F018
EGA*-MS測定によるガスの発生状況
*:Evolved Gas Analysis
ガスの発生状況(温度依存性)は、通常TG-MSで測定しますが、試料量が極端に少ない場合、加熱炉で発生したガスがMS装置まで到達しにくくなり、測定困難になります。これは、加熱部とMS装置を接続しているラインが長いため、コールドトラップ(低温部でのガス凝縮)等により、測定感度が低下するためです。

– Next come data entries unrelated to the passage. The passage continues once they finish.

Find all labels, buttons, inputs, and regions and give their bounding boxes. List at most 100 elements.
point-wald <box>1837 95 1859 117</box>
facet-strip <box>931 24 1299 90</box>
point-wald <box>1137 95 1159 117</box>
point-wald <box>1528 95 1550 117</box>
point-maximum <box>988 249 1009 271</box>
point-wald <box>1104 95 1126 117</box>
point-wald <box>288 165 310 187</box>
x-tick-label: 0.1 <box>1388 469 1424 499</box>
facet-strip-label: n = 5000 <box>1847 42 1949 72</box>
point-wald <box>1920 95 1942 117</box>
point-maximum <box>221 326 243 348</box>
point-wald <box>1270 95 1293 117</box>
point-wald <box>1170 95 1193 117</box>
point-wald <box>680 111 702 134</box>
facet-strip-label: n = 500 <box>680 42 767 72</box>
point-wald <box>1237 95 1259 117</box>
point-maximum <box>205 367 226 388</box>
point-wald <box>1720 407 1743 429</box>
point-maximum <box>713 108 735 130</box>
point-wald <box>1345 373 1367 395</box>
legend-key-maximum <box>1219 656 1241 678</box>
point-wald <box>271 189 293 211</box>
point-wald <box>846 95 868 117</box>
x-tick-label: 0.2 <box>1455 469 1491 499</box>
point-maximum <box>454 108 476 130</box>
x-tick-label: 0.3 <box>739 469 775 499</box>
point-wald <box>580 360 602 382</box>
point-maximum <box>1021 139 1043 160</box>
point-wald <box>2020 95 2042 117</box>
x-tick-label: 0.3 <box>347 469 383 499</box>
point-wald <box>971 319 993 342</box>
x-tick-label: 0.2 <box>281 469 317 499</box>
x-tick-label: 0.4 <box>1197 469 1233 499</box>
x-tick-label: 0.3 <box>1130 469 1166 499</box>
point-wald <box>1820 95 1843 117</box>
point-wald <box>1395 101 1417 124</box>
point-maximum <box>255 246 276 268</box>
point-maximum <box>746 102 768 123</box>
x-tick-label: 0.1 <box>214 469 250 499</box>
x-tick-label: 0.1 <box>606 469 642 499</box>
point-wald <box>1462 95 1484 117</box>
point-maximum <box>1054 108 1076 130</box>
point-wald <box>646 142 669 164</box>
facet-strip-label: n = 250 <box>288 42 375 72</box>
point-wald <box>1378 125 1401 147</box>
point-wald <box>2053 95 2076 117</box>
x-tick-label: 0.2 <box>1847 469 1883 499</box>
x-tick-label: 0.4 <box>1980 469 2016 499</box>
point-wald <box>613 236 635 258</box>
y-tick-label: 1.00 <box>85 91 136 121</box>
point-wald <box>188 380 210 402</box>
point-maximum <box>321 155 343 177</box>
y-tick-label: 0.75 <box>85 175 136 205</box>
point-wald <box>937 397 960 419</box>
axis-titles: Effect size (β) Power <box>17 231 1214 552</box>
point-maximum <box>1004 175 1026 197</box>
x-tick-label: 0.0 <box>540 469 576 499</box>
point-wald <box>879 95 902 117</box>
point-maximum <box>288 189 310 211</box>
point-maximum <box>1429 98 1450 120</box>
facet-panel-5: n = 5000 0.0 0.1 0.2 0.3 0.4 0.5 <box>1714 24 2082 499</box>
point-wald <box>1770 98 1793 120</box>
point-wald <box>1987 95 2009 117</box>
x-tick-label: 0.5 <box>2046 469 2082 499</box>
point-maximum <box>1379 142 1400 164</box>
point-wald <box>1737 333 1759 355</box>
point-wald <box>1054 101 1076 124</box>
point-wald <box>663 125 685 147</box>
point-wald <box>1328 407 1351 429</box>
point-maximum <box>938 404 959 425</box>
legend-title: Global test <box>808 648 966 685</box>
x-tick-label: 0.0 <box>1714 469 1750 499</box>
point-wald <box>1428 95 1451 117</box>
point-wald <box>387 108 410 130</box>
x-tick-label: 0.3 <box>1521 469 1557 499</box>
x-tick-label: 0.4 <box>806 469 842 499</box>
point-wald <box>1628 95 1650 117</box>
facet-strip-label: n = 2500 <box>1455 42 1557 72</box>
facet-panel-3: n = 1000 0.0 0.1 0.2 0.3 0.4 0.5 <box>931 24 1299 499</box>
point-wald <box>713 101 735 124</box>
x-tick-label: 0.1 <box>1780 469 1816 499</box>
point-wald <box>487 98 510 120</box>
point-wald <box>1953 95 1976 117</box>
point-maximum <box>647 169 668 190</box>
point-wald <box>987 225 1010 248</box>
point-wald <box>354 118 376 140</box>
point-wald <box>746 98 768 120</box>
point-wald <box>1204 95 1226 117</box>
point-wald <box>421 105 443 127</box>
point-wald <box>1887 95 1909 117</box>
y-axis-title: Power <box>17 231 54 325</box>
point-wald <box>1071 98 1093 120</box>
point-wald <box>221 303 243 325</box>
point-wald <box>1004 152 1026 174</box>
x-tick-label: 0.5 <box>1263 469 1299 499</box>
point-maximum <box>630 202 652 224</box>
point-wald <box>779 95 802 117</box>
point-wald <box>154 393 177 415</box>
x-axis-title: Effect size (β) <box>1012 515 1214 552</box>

一方、EGA-MS法は、加熱部とMS装置間のラインが殆どなく、ガスの凝縮が起こりにくい装置構造になっているため、TG-MSに比べ、高感度で測定できます。装置上、TGによる重量減少は同時測定できませんが、TG-MSクロマトグラムと同様なデータが得られます。

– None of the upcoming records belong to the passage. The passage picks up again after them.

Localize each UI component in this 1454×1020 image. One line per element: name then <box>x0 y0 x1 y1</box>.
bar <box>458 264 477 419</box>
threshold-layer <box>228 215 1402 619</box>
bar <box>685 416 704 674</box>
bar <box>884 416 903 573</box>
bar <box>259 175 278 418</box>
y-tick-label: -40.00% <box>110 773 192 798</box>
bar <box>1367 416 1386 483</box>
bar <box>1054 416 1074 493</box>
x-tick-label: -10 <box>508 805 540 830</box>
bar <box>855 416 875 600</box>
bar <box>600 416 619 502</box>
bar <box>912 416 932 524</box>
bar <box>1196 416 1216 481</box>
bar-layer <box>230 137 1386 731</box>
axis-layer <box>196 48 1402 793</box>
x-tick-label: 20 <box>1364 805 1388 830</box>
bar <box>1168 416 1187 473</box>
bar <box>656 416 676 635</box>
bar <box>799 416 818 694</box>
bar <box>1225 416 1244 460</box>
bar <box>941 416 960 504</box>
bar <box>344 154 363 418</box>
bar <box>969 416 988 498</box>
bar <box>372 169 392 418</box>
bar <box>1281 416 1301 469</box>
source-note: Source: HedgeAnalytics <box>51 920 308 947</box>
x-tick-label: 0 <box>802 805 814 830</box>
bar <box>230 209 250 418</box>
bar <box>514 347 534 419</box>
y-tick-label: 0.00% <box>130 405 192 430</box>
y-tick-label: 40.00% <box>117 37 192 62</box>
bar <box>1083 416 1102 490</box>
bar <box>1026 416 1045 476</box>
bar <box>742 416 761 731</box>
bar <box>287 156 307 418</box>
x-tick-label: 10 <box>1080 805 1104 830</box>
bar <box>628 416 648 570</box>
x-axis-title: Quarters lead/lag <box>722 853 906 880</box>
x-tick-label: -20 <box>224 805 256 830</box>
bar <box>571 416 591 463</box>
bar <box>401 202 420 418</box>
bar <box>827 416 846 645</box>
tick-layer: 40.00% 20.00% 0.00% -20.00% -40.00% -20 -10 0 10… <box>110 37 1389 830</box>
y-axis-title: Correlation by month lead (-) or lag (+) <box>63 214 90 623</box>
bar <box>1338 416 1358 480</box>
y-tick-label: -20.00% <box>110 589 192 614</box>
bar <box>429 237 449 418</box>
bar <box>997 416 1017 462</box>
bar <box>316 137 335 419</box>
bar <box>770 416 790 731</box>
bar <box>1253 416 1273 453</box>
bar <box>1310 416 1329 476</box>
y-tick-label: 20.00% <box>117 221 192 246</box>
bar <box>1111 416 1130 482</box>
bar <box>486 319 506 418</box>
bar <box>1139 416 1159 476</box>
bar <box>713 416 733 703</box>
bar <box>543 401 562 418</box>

EGA-MS測定は、加熱炉として小型の電気炉を用いており、He雰囲気下において約40℃〜800℃までの温度範囲での測定が可能です。以下に分析事例として、微量シリコーン樹脂の発生状況を示します。
微量シリコーン樹脂の発生状況
シリコーン樹脂の分解成分である環状シロキサン3量体(ヘキサメチルシクロトリシロキサン)の特徴イオンとして、m/z=207によるマスクロマトグラムを作成してシロキサンの発生状況を調べました。300℃弱付近から500℃付近にシロキサン(シリコーン樹脂分解成分)が発生していることがわかります。